The film takes place in the early ’90s and centres on Anil, a teenage Indian-American boy (born in Jersey, but still the only non-white kid on his team) who goes to a small town in Italy with his soccer team to compete in a tournament. All the boys have high hopes for the trip, mostly revolving around scoring – not on the soccer field, but with the hot italian girls that they’re inevitably going to meet in the picturesque town of Fondi.
Anil is a thoughtful, quiet type, his shyness sometimes manifesting as frustrating timidity and powerlessness and at other times as outright cowardice. When he sees the beautiful au pair of their wealthy host, Anil is immediately smitten. However, an ugly, half-witnessed incident involving one of his teammates ruins his chance for romance and leaves Anil stuck between strong feelings of guilt, desire, impotent rage and confusion.
Even though there are scenes in Fondi ’91 in which certain characters’ actions and inactions were frustrating and their motivations inscrutable, the film made me think. A lot. My only real qualm with it is the fact that the film treats women – and the often troubling things that happen to them – as catalysts for the important things that happen to men. The women are secondary – there to pique Anil’s interest, arouse his desire, make him feel good and bad, and teach him valuable lessons – they’re not agents in their own lives, just supporting players in his.
The young au pair – the object of Anil’s desire and the catalyst for all the chaos in the film – is beautiful, innocent, foreign (therefore nearly wordless) and pure.
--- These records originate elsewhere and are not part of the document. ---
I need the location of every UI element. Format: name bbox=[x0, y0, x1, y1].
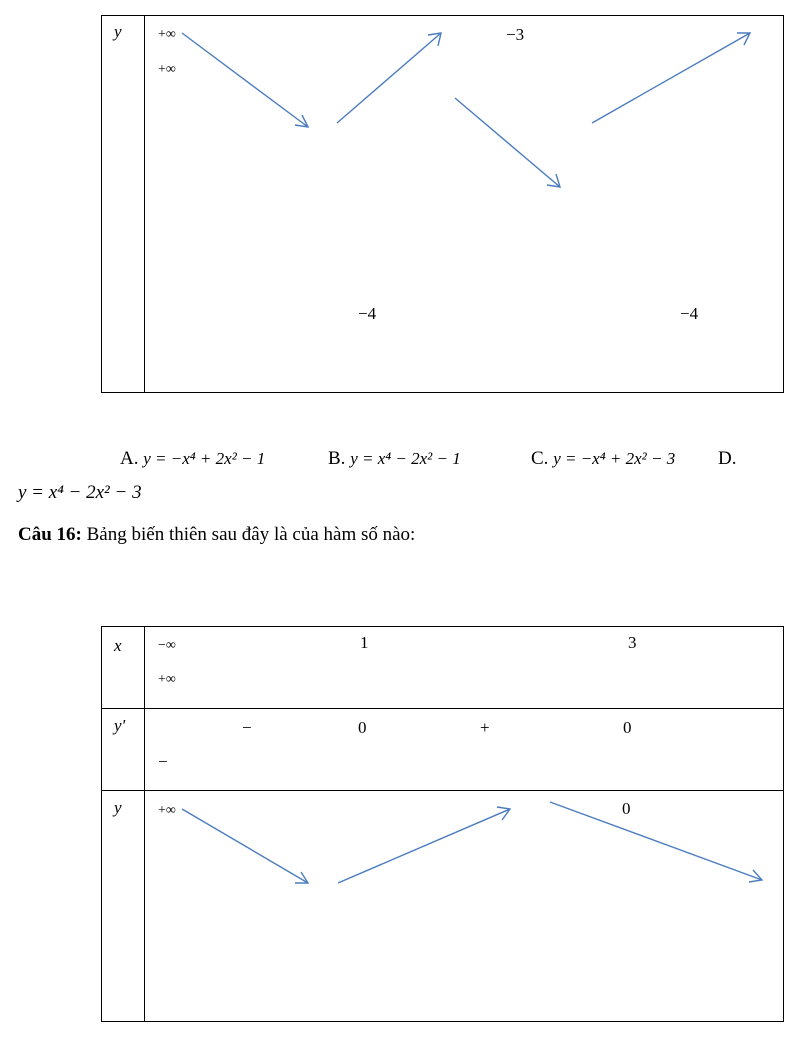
table2-arrow-down-1 bbox=[182, 809, 308, 883]
question-16-text: Bảng biến thiên sau đây là của hàm số nào: bbox=[81, 524, 416, 545]
option-b-label: B. bbox=[328, 448, 346, 469]
option-a-expr: y = −x⁴ + 2x² − 1 bbox=[143, 449, 266, 468]
table2-x-3: 3 bbox=[628, 633, 637, 652]
option-d-expr[interactable]: y = x⁴ − 2x² − 3 bbox=[18, 482, 142, 503]
table1-value-plus-inf-2: +∞ bbox=[158, 62, 176, 77]
table2-yprime-label: y' bbox=[114, 716, 126, 735]
table2-yprime-sign-1: − bbox=[242, 718, 252, 737]
table1-value-minus-4-right: −4 bbox=[680, 304, 699, 323]
option-c-label: C. bbox=[531, 448, 549, 469]
table2-yprime-sign-2: + bbox=[480, 718, 490, 737]
option-b-expr: y = x⁴ − 2x² − 1 bbox=[350, 449, 461, 468]
table2-x-label: x bbox=[114, 636, 122, 655]
table1-y-label: y bbox=[114, 22, 122, 41]
table2-yprime-zero-2: 0 bbox=[623, 718, 632, 737]
table2-x-1: 1 bbox=[360, 633, 369, 652]
table2-yprime-sign-3: − bbox=[158, 752, 168, 771]
table2-y-plus-inf: +∞ bbox=[158, 803, 176, 818]
table2-yprime-zero-1: 0 bbox=[358, 718, 367, 737]
table1-value-minus-4-left: −4 bbox=[358, 304, 377, 323]
table2-y-label: y bbox=[114, 798, 122, 817]
table2-arrow-up-1 bbox=[338, 807, 510, 883]
table2-x-plus-inf: +∞ bbox=[158, 672, 176, 687]
table2-arrow-down-2 bbox=[550, 802, 762, 882]
table1-value-minus-3: −3 bbox=[506, 25, 525, 44]
table2-x-minus-inf: −∞ bbox=[158, 638, 176, 653]
question-16-number: Câu 16: bbox=[18, 524, 82, 545]
table1-value-plus-inf-1: +∞ bbox=[158, 27, 176, 42]
table2-y-zero: 0 bbox=[622, 799, 631, 818]
option-a-label: A. bbox=[120, 448, 139, 469]
option-d-label[interactable]: D. bbox=[718, 448, 737, 469]
option-c-expr: y = −x⁴ + 2x² − 3 bbox=[553, 449, 676, 468]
She’s a blank slate onto which Anil can project all his own mixed up feelings. He spends much of the film impotently following her around, desperate for her attention but unable to express this desire. The pain she endures is only relevant as it relates to Anil, and while he also has his share of pain to cope with, his is handled with more depth. The film is about him, after all.
This is a very unusual coming of age story, one which explores not just the innocent desires of well meaning teens, but also sexual pressure and assault – all incredibly complex and uncomfortable subjects to put on screen in what seems, ostensibly, to be a lighthearted romance. In fact, Fondi ’91 is much more than that. It’s a complicated and often sad story about how painful and downright brutal it can be to learn some of life’s most important lessons about love and morality.
Of course, those minor quibbles about the female characters aside, I really enjoyed Fondi ’91. The story has real sensitivity and emotion at its heart, and I think it’s a pretty mature and well crafted debut from a promising Canadian director. I encourage you to go out and see it, Torontonians.